The optimal tree size according to the error rates given by the cv.tree function is 8.

(g) Produce a plot with tree size on the x-axis and cross-validated classification error rate on the y-axis.

plot(cv$size ,cv$dev, main="Cross-validated Classification Error Rate By Tree Size", type = "b")

(h) Which tree size corresponds to the lowest cross-validated classification error rate?

The tree size with the lowest cross-validated classification error rate is 8.

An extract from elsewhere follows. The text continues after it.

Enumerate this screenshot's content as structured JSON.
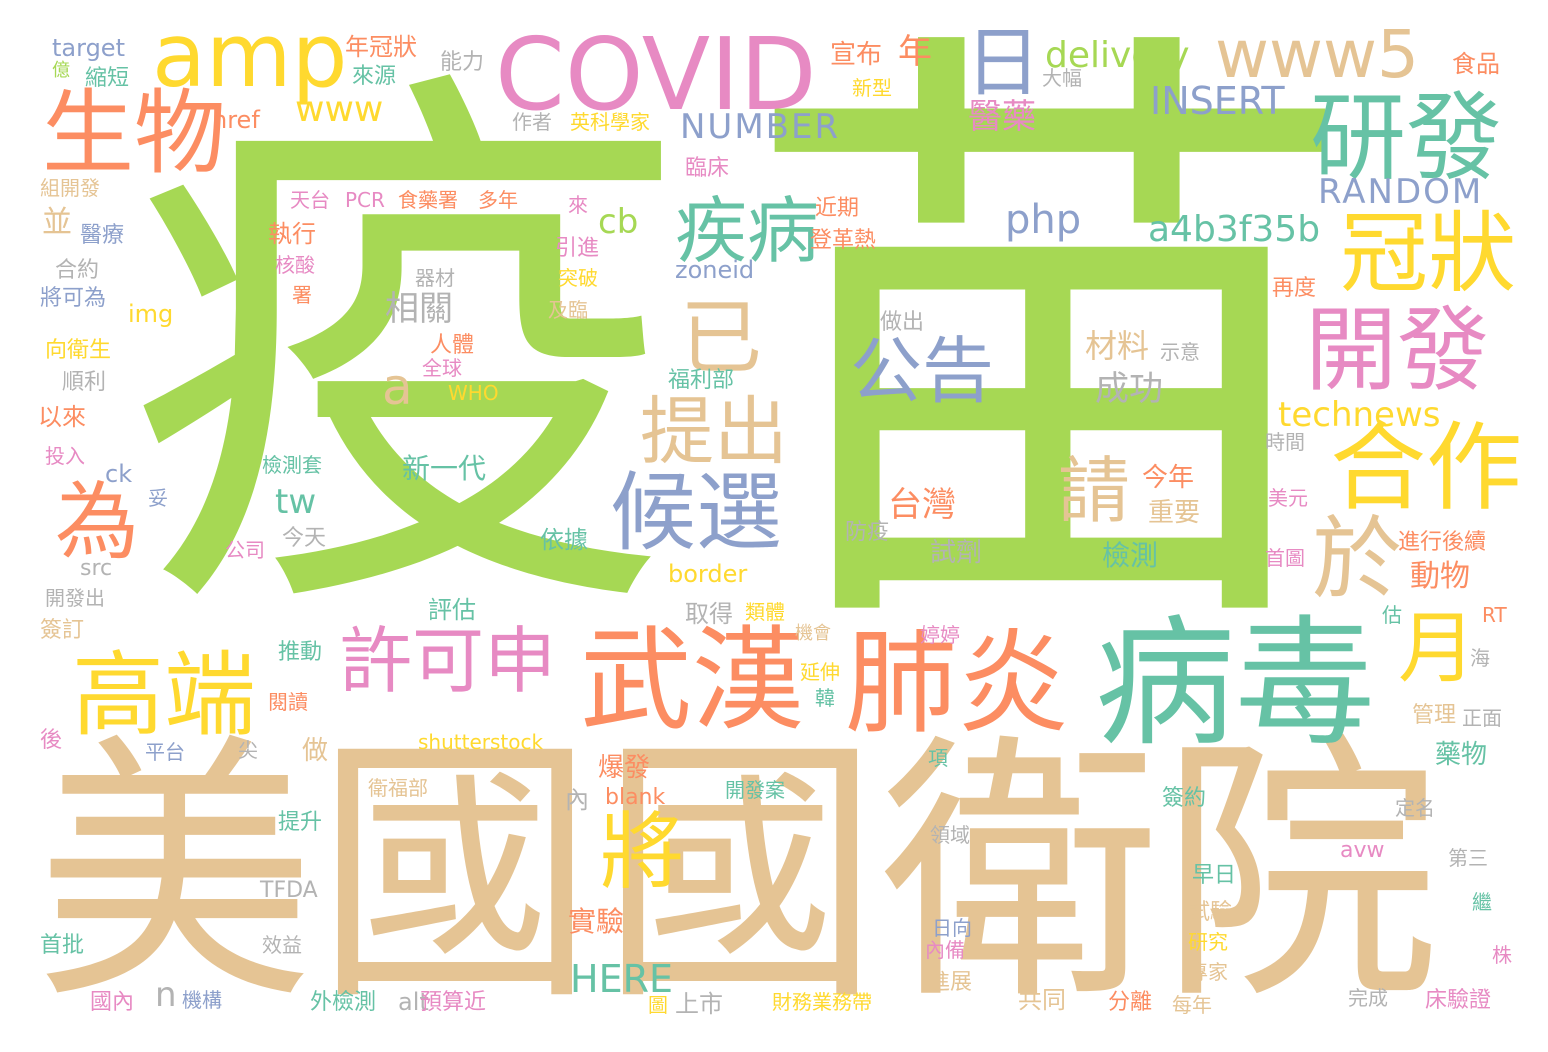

(i) Produce a pruned tree corresponding to the optimal tree size obtained using cross-validation. If cross-validation does not lead to selection of a pruned tree, then create a pruned tree with five terminal nodes.

set.seed(10)
prune <- prune.misclass(tree9,best=8)
plot(prune)
text(prune,pretty=0)

(j) Compare the training error rates between the pruned and unpruned trees. Which is higher?

summary(prune)
## 
## Classification tree:
## snip.tree(tree = tree9, nodes = 4L)
## Variables actually used in tree construction:
## [1] "LoyalCH"       "PriceDiff"     "SpecialCH"     "ListPriceDiff"
## [5] "PctDiscMM"    
## Number of terminal nodes:  8 
## Residual mean deviance:  0.7598 = 601.8 / 792 
## Misclassification error rate: 0.1588 = 127 / 800
summary(tree9)
## 
## Classification tree:
## tree(formula = Purchase ~ ., data = train9, method = "class")
## Variables actually used in tree construction:
## [1] "LoyalCH"       "PriceDiff"     "SpecialCH"     "ListPriceDiff"
## [5] "PctDiscMM"    
## Number of terminal nodes:  9 
## Residual mean deviance:  0.7432 = 587.8 / 791 
## Misclassification error rate: 0.1588 = 127 / 800

The misclassification error rate for both trees, pruned and unpruned is .1588 even though the unpruned tree has one more terminal node.

(k) Compare the test error rates between the pruned and unpruned trees. Which is higher?

dtpreds <- predict(tree9,test9, type="class")
mean(dtpreds != test9$Purchase)
## [1] 0.1703704
ptpreds <- predict(prune,test9, type="class")
mean(ptpreds != test9$Purchase)
## [1] 0.1703704

Both the pruned and unpruned trees achieved a misclassification error rate of .17.